CHAMPION - Only about 8 percent of the students in a five-county area want to pursue a career in manufacturing, according to a study released Tuesday morning.
That number is on par with nationwide trends, but it won't be enough to fill the 13 percent of jobs in the local region that are manufacturing related.
High school junior Andrew Larrison of Hartford and about two dozen of his classmates in the welding program at Trumbull Career and Technical Center are among those expressing interest in the sector.
''My grandpa was a welder and also my uncle was a welder,'' Larrison said, noting their careers played a big role in his decision to follow the same path. Larrison said he knows skilled welders are paid well and job security should not be a problem with the oil and natural gas boom locally.
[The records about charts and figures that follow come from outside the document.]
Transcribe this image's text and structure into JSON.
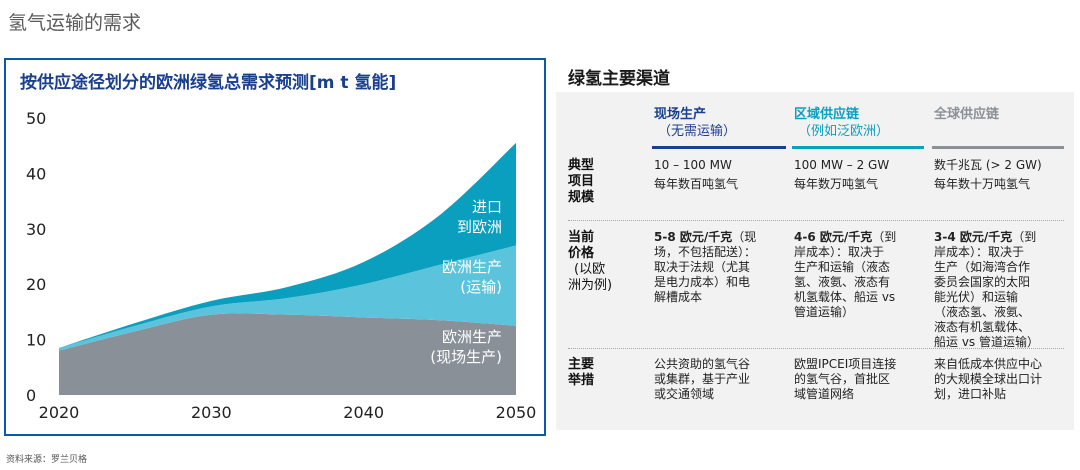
{
  "page_title": "氢气运输的需求",
  "source": "资料来源：罗兰贝格",
  "chart_data": {
    "type": "area",
    "title": "按供应途径划分的欧洲绿氢总需求预测[m t 氢能]",
    "x": [
      2020,
      2025,
      2030,
      2035,
      2040,
      2045,
      2050
    ],
    "series": [
      {
        "name": "欧洲生产(现场生产)",
        "name_lines": [
          "欧洲生产",
          "(现场生产)"
        ],
        "color": "#8a9098",
        "values": [
          8,
          11.5,
          14.5,
          14.5,
          14,
          13.5,
          12.5
        ]
      },
      {
        "name": "欧洲生产(运输)",
        "name_lines": [
          "欧洲生产",
          "(运输)"
        ],
        "color": "#5bc4dc",
        "values": [
          0.5,
          1,
          1.5,
          3,
          6,
          10,
          14.5
        ]
      },
      {
        "name": "进口到欧洲",
        "name_lines": [
          "进口",
          "到欧洲"
        ],
        "color": "#0b9fbf",
        "values": [
          0,
          0.5,
          1,
          2,
          4,
          9,
          18.5
        ]
      }
    ],
    "stacked": true,
    "ylim": [
      0,
      50
    ],
    "yticks": [
      0,
      10,
      20,
      30,
      40,
      50
    ],
    "xticks": [
      2020,
      2030,
      2040,
      2050
    ]
  },
  "table": {
    "title": "绿氢主要渠道",
    "columns": [
      {
        "title": "现场生产",
        "subtitle": "（无需运输）",
        "color": "#1a3f8f",
        "bar": "#1a3f8f"
      },
      {
        "title": "区域供应链",
        "subtitle": "（例如泛欧洲）",
        "color": "#0b9fbf",
        "bar": "#0b9fbf"
      },
      {
        "title": "全球供应链",
        "subtitle": "",
        "color": "#8a9098",
        "bar": "#8a9098"
      }
    ],
    "rows": [
      {
        "header": [
          "典型",
          "项目",
          "规模"
        ],
        "cells": [
          [
            "10 – 100 MW",
            "每年数百吨氢气"
          ],
          [
            "100 MW – 2 GW",
            "每年数万吨氢气"
          ],
          [
            "数千兆瓦 (> 2 GW)",
            "每年数十万吨氢气"
          ]
        ]
      },
      {
        "header": [
          "当前",
          "价格"
        ],
        "header_sub": [
          "(以欧",
          "洲为例)"
        ],
        "cells": [
          [
            "5-8 欧元/千克",
            "（现",
            "场，不包括配送）：",
            "取决于法规（尤其",
            "是电力成本）和电",
            "解槽成本"
          ],
          [
            "4-6 欧元/千克",
            "（到",
            "岸成本）：取决于",
            "生产和运输（液态",
            "氢、液氨、液态有",
            "机氢载体、船运 vs",
            "管道运输）"
          ],
          [
            "3-4 欧元/千克",
            "（到",
            "岸成本）：取决于",
            "生产（如海湾合作",
            "委员会国家的太阳",
            "能光伏）和运输",
            "（液态氢、液氨、",
            "液态有机氢载体、",
            "船运 vs 管道运输）"
          ]
        ]
      },
      {
        "header": [
          "主要",
          "举措"
        ],
        "cells": [
          [
            "公共资助的氢气谷",
            "或集群，基于产业",
            "或交通领域"
          ],
          [
            "欧盟IPCEI项目连接",
            "的氢气谷，首批区",
            "域管道网络"
          ],
          [
            "来自低成本供应中心",
            "的大规模全球出口计",
            "划，进口补贴"
          ]
        ]
      }
    ]
  }
}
Larrison and his classmates sat in on a presentation Tuesday morning at the school unveiling the results of a recent study of more than 1,000 students ages 12 to 18 in a five-county area about their beliefs regarding manufacturing jobs. The study looked at Trumbull, Mahoning and Columbiana counties in Ohio and Mercer and Lawrence counties in Pennsylvania and was conducted by the Mahoning Valley Manufacturers Coalition, the Manufacturing Industry Partnership of Lawrence and Mercer counties and Prodigal Media Co.
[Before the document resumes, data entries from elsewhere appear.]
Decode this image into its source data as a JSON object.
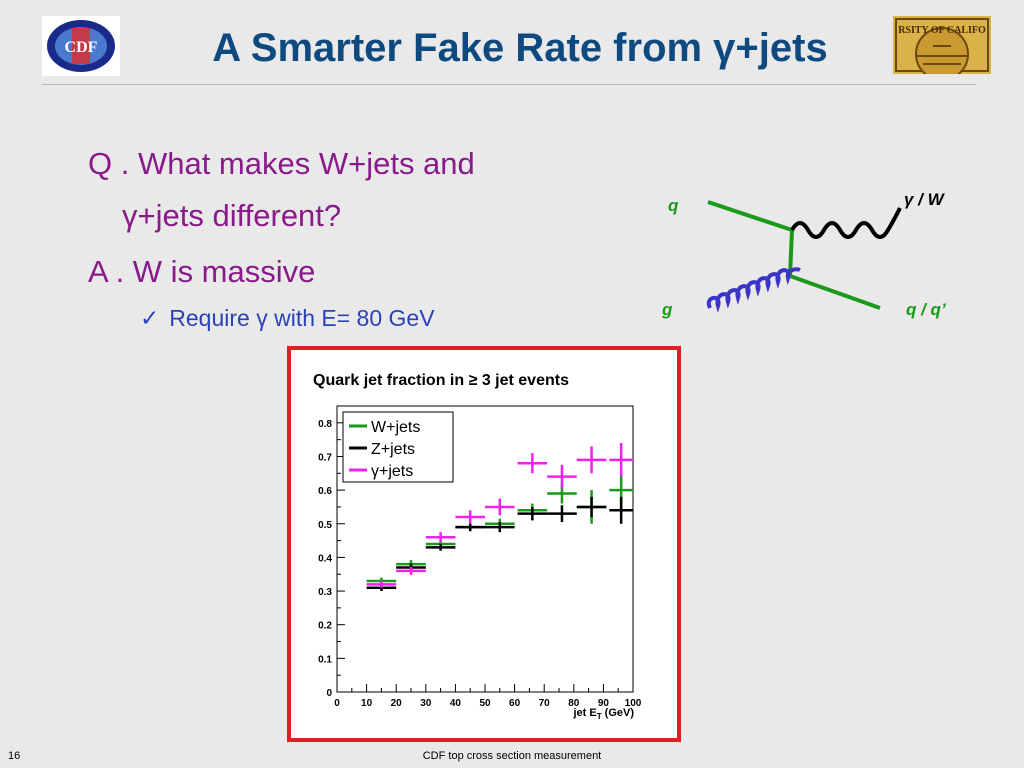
{
  "header": {
    "title": "A Smarter Fake Rate from γ+jets",
    "left_logo_text": "CDF",
    "right_logo_text": "RSITY OF CALIFO"
  },
  "bullets": {
    "q_line1": "Q . What makes W+jets and",
    "q_line2": "γ+jets different?",
    "a_line": "A . W is massive",
    "sub_check": "✓",
    "sub_text": "Require γ with E= 80 GeV"
  },
  "feynman": {
    "label_q": "q",
    "label_g": "g",
    "label_boson": "γ / W",
    "label_outq": "q / q’",
    "color_lines": "#1a9a1a",
    "color_photon": "#000000",
    "color_gluon": "#3a34c8"
  },
  "chart_data": {
    "type": "scatter",
    "title": "Quark jet fraction in ≥ 3 jet events",
    "xlabel": "jet E",
    "xlabel_sub": "T",
    "xlabel_unit": " (GeV)",
    "ylabel": "",
    "xlim": [
      0,
      100
    ],
    "ylim": [
      0,
      0.85
    ],
    "xticks": [
      0,
      10,
      20,
      30,
      40,
      50,
      60,
      70,
      80,
      90,
      100
    ],
    "yticks": [
      0,
      0.1,
      0.2,
      0.3,
      0.4,
      0.5,
      0.6,
      0.7,
      0.8
    ],
    "ytick_labels": [
      "0",
      "0.1",
      "0.2",
      "0.3",
      "0.4",
      "0.5",
      "0.6",
      "0.7",
      "0.8"
    ],
    "legend_position": "top-left",
    "series": [
      {
        "name": "W+jets",
        "color": "#1a9a1a",
        "points": [
          {
            "x": 15,
            "y": 0.33,
            "xerr": 5,
            "yerr": 0.01
          },
          {
            "x": 25,
            "y": 0.38,
            "xerr": 5,
            "yerr": 0.012
          },
          {
            "x": 35,
            "y": 0.44,
            "xerr": 5,
            "yerr": 0.01
          },
          {
            "x": 45,
            "y": 0.49,
            "xerr": 5,
            "yerr": 0.012
          },
          {
            "x": 55,
            "y": 0.5,
            "xerr": 5,
            "yerr": 0.015
          },
          {
            "x": 66,
            "y": 0.54,
            "xerr": 5,
            "yerr": 0.02
          },
          {
            "x": 76,
            "y": 0.59,
            "xerr": 5,
            "yerr": 0.03
          },
          {
            "x": 86,
            "y": 0.55,
            "xerr": 5,
            "yerr": 0.05
          },
          {
            "x": 96,
            "y": 0.6,
            "xerr": 4,
            "yerr": 0.05
          }
        ]
      },
      {
        "name": "Z+jets",
        "color": "#000000",
        "points": [
          {
            "x": 15,
            "y": 0.31,
            "xerr": 5,
            "yerr": 0.01
          },
          {
            "x": 25,
            "y": 0.37,
            "xerr": 5,
            "yerr": 0.012
          },
          {
            "x": 35,
            "y": 0.43,
            "xerr": 5,
            "yerr": 0.01
          },
          {
            "x": 45,
            "y": 0.49,
            "xerr": 5,
            "yerr": 0.012
          },
          {
            "x": 55,
            "y": 0.49,
            "xerr": 5,
            "yerr": 0.015
          },
          {
            "x": 66,
            "y": 0.53,
            "xerr": 5,
            "yerr": 0.02
          },
          {
            "x": 76,
            "y": 0.53,
            "xerr": 5,
            "yerr": 0.025
          },
          {
            "x": 86,
            "y": 0.55,
            "xerr": 5,
            "yerr": 0.03
          },
          {
            "x": 96,
            "y": 0.54,
            "xerr": 4,
            "yerr": 0.04
          }
        ]
      },
      {
        "name": "γ+jets",
        "color": "#ee22ee",
        "points": [
          {
            "x": 15,
            "y": 0.32,
            "xerr": 5,
            "yerr": 0.01
          },
          {
            "x": 25,
            "y": 0.36,
            "xerr": 5,
            "yerr": 0.012
          },
          {
            "x": 35,
            "y": 0.46,
            "xerr": 5,
            "yerr": 0.015
          },
          {
            "x": 45,
            "y": 0.52,
            "xerr": 5,
            "yerr": 0.02
          },
          {
            "x": 55,
            "y": 0.55,
            "xerr": 5,
            "yerr": 0.025
          },
          {
            "x": 66,
            "y": 0.68,
            "xerr": 5,
            "yerr": 0.03
          },
          {
            "x": 76,
            "y": 0.64,
            "xerr": 5,
            "yerr": 0.035
          },
          {
            "x": 86,
            "y": 0.69,
            "xerr": 5,
            "yerr": 0.04
          },
          {
            "x": 96,
            "y": 0.69,
            "xerr": 4,
            "yerr": 0.05
          }
        ]
      }
    ]
  },
  "footer": {
    "page_number": "16",
    "text": "CDF top cross section measurement"
  }
}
Ironically, the study also determined that 32 percent of the students said they believed the greatest benefit to a manufacturing career is that the sector is "booming" and would provide a good salary supporting the lifestyle they want.
Colleen Chamberlain, left, of Xaloy Inc., of Boardman, left, speaks to welding students at Trumbull Career and Technical Center Tuesday morning about the need for workers in the manufacturing industry. Also addressing the students are Kyle Kiraly, center, of Kiraly Tool and Die, and Dale Forester, right, of Star Manufacturing in Vienna. Photo by Brenda J. Linert
The survey showed that students, like Larrison, who have family members in the manufacturing industry are more likely than others to enter the field.
In an attempt to grow the number of workers, Eric Karmecy, assistant director of the Workforce Development for the West Central Job Partnership in Western Pennsylvania, said a recently allocated $6 million grant will be put to use training and educating potential workers. The grant will help fund things like internships, apprenticeships, on-the-job training and other job experience in the field, he said.
TCTC was chosen to host Tuesday's event because the school offers more than 30 manufacturing-related courses. Beginning next year the high school will add a new Manufacturing Technology program, said TCTC supervisor Mary Flint. The classes will be taught by instructor Todd VanOrman at the neighboring Trumbull campus of Kent State University.
VanOrman said he has spent much time speaking with area manufacturers about what students need to know. Interestingly, he said soft skills, like math, came up frequently in those conversations.
The program will focus on things like auto CAD, blueprint reading, basic welding, machining, cast metals, basic electricity and more.
''We are going to make it a 'jack-of-all-trades' type class,'' VanOrman said.